Satu-satunya jawaban adalah mengabulkan permintaan.
…Meskipun aku sampai pada titik itu dan mengucapkan kata-kata itu, aku mulai menyesalinya.
Aku seharusnya tidak mengatakannya.
Aku sudah mulai takut dengan tuntutan macam apa yang akan Dia buat.
Seperti yang diduga, tuntutan yang diutarakan Author membuatku tercengang.
[Lalu… bolehkah aku menulis adegan fan service?]
"Apa? Tapi kita sepakat untuk tidak melakukan itu!"
[Tapi…! Kamu bilang kamu akan mengabulkan satu permintaanku!]
Ah.
…Aku memang seharusnya tidak mengatakan itu.
"Tapi aku seorang pria, loh?"
[Kamu sekarang seorang gadis! Dan kamu sudah mengatakan semuanya! Karena kamu seorang pria, kamu tidak akan menarik kembali kata-katamu, kan?! Kamu bilang kamu akan mengabulkan satu permintaanku!
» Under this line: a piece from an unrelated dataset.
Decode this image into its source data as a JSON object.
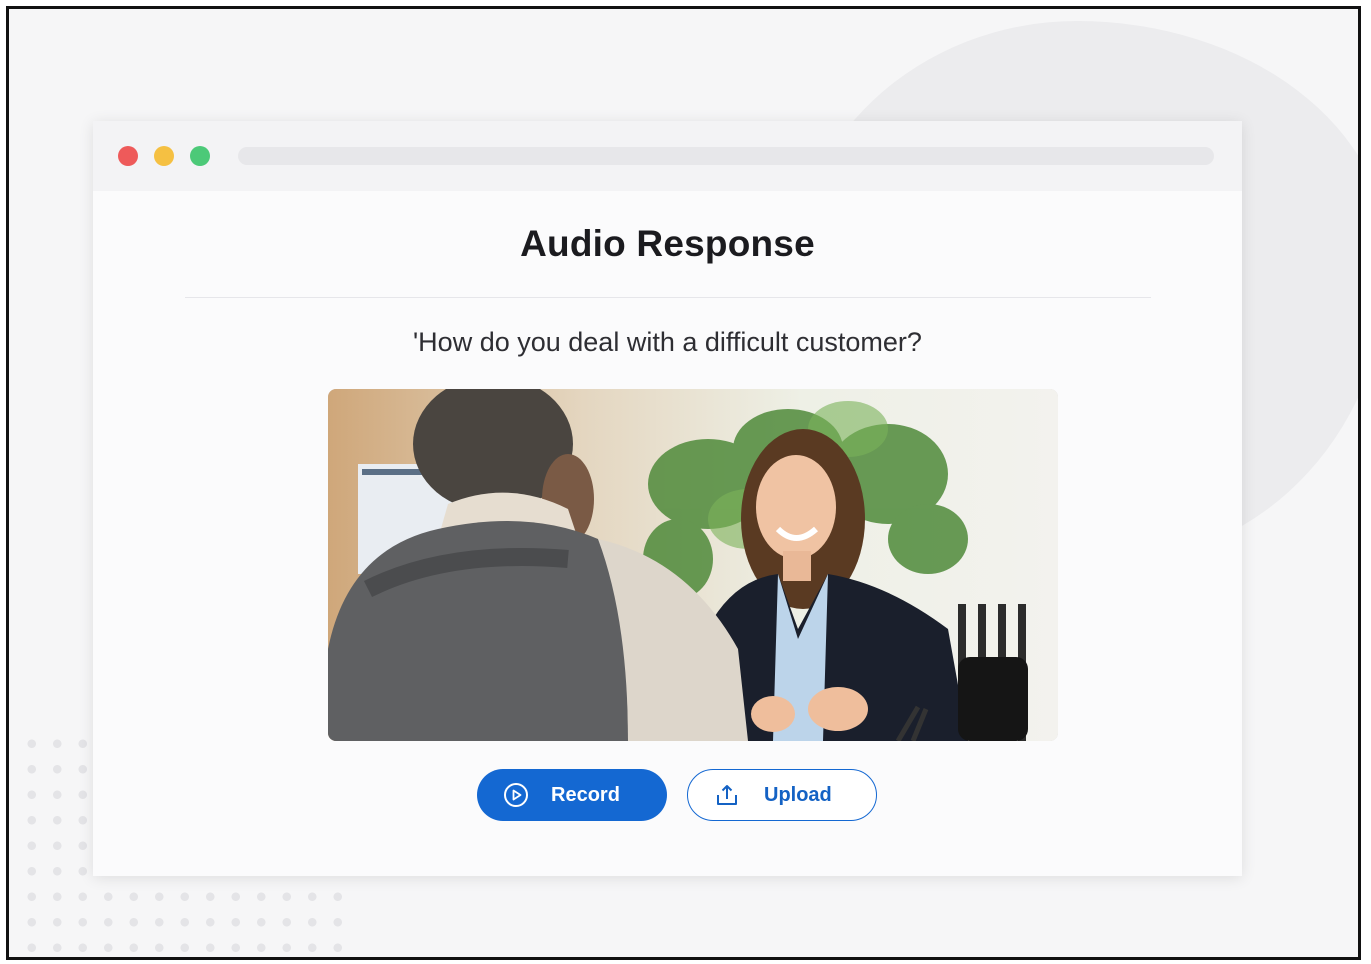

Aku sudah memutuskan untuk melakukan adegan fan service ini!]
Tidak, belum terlambat.
Sekalipun itu adegan fan service, aku tidak harus ikut serta.
Aku hanya bisa mengintip Amelia dan Siwoo yang berpelukan…
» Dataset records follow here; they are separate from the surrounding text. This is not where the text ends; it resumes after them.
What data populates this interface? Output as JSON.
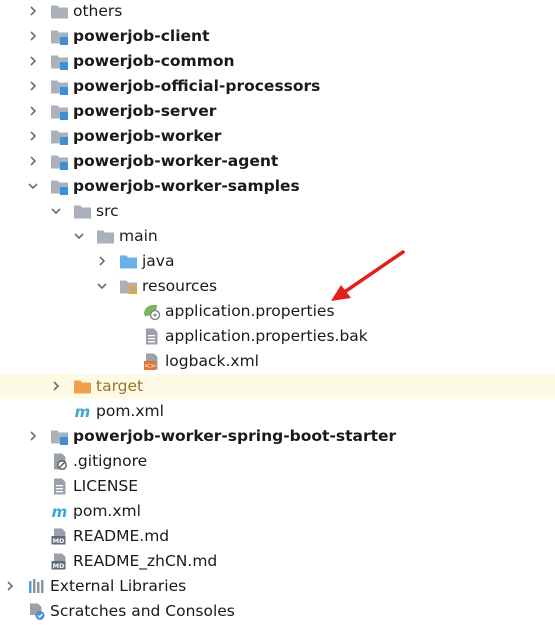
{
  "items": [
    {
      "label": "others",
      "bold": false,
      "chevron": "right",
      "icon": "folder-icon"
    },
    {
      "label": "powerjob-client",
      "bold": true,
      "chevron": "right",
      "icon": "module-folder-icon"
    },
    {
      "label": "powerjob-common",
      "bold": true,
      "chevron": "right",
      "icon": "module-folder-icon"
    },
    {
      "label": "powerjob-official-processors",
      "bold": true,
      "chevron": "right",
      "icon": "module-folder-icon"
    },
    {
      "label": "powerjob-server",
      "bold": true,
      "chevron": "right",
      "icon": "module-folder-icon"
    },
    {
      "label": "powerjob-worker",
      "bold": true,
      "chevron": "right",
      "icon": "module-folder-icon"
    },
    {
      "label": "powerjob-worker-agent",
      "bold": true,
      "chevron": "right",
      "icon": "module-folder-icon"
    },
    {
      "label": "powerjob-worker-samples",
      "bold": true,
      "chevron": "down",
      "icon": "module-folder-icon"
    },
    {
      "label": "src",
      "bold": false,
      "chevron": "down",
      "icon": "folder-icon"
    },
    {
      "label": "main",
      "bold": false,
      "chevron": "down",
      "icon": "folder-icon"
    },
    {
      "label": "java",
      "bold": false,
      "chevron": "right",
      "icon": "source-folder-icon"
    },
    {
      "label": "resources",
      "bold": false,
      "chevron": "down",
      "icon": "resources-folder-icon"
    },
    {
      "label": "application.properties",
      "bold": false,
      "chevron": "none",
      "icon": "spring-properties-icon"
    },
    {
      "label": "application.properties.bak",
      "bold": false,
      "chevron": "none",
      "icon": "text-file-icon"
    },
    {
      "label": "logback.xml",
      "bold": false,
      "chevron": "none",
      "icon": "xml-file-icon"
    },
    {
      "label": "target",
      "bold": false,
      "chevron": "right",
      "icon": "excluded-folder-icon",
      "muted": true,
      "highlight": true
    },
    {
      "label": "pom.xml",
      "bold": false,
      "chevron": "none",
      "icon": "maven-icon"
    },
    {
      "label": "powerjob-worker-spring-boot-starter",
      "bold": true,
      "chevron": "right",
      "icon": "module-folder-icon"
    },
    {
      "label": ".gitignore",
      "bold": false,
      "chevron": "none",
      "icon": "ignore-file-icon"
    },
    {
      "label": "LICENSE",
      "bold": false,
      "chevron": "none",
      "icon": "text-file-icon"
    },
    {
      "label": "pom.xml",
      "bold": false,
      "chevron": "none",
      "icon": "maven-icon"
    },
    {
      "label": "README.md",
      "bold": false,
      "chevron": "none",
      "icon": "markdown-icon"
    },
    {
      "label": "README_zhCN.md",
      "bold": false,
      "chevron": "none",
      "icon": "markdown-icon"
    },
    {
      "label": "External Libraries",
      "bold": false,
      "chevron": "right",
      "icon": "libraries-icon"
    },
    {
      "label": "Scratches and Consoles",
      "bold": false,
      "chevron": "none",
      "icon": "scratches-icon"
    }
  ],
  "annotation": {
    "icon": "red-arrow-icon",
    "color": "#e0201b"
  },
  "colors": {
    "folder": "#aab1bb",
    "module_mark": "#3d8fd8",
    "source_folder": "#6cb0e8",
    "excluded_folder": "#f0a04b",
    "selection_bg": "#fdfbe6"
  }
}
[Akademi juga akan memiliki kelas renang, kan? Tidak akan aneh, hehe.]
Orang bilang mengatakan kalau kau harus selalu berhati-hati dengan kata-katamu.
Aku sangat menyadari bahwa nasihat yang selama ini aku anggap remeh,
Melalui bencana yang kudatangkan pada diriku sendiri.
Mulut memang akar segala kejahatan.
"Ini pesanan pertamamu, Lyla."
"…"
Meneguk.
Lyla menelan ludah dengan gugup.
Dengan tubuh yang benar-benar tegang dan kaku, dia mengamati dengan saksama perintah macam apa yang akan datang.
…Pembunuhan?
Atau mungkin terorisme?
Bahkan bisa jadi itu perampokan.
Atau kalau tidak, mungkin dia hanya diperlakukan sebagai barang sekali pakai…!
"Jenis pakaian renang apa yang paling cocok dikenakan untuk kelas renang di akademi?"
"…Hah?"
Tanpa menyadarinya, Lyla bertanya balik.
Dia segera menutup mulutnya, takut akan hukuman apa yang mungkin diterimanya karena menentang gadis bermata sipit di depannya itu.
Untungnya, hal itu tampaknya tidak terlalu mengganggunya.
"Apakah aku kurang jelas? Baju renang jenis apa yang dikenakan para gadis…?"
"Hm, aku tidak begitu mengerti apa yang kamu…"
Tidak peduli dengan keadaan Lyla yang bingung, Arte hanya mengatakan apa yang ingin dikatakannya.
Setidaknya, itulah yang dirasakan Lyla.
"Baiklah, ini perintah pertamamu, Lyla. Belikan aku baju renang yang pas untukku… Yang tidak terlalu terbuka."
"Baju renang…?"
"Sebentar lagi ada kelas renang. Sayang sekali, aku tidak punya baju renang."
…Apakah itu semacam kode?
Tidak, ini perintah pertama.
Dan tidak diperlukan kode dalam situasi satu kali ini.
Dia benar-benar hanya ingin aku membeli baju renang?
"Ah, beli saja dulu dan bawa struknya, nanti aku ganti uangnya. Jangan khawatir."
"Ya, ya…"
"Belikan satu dengan model yang tertutup sebisa mungkin. Itu bagian yang paling penting."
Senyum Arte tampak suram.
Pada awalnya tidak ada yang namanya kelas renang.
Sejauh ini tidak ada kelas renang dalam kurikulum akademi.
Tidak disebutkan juga tentang penambahan kelas renang.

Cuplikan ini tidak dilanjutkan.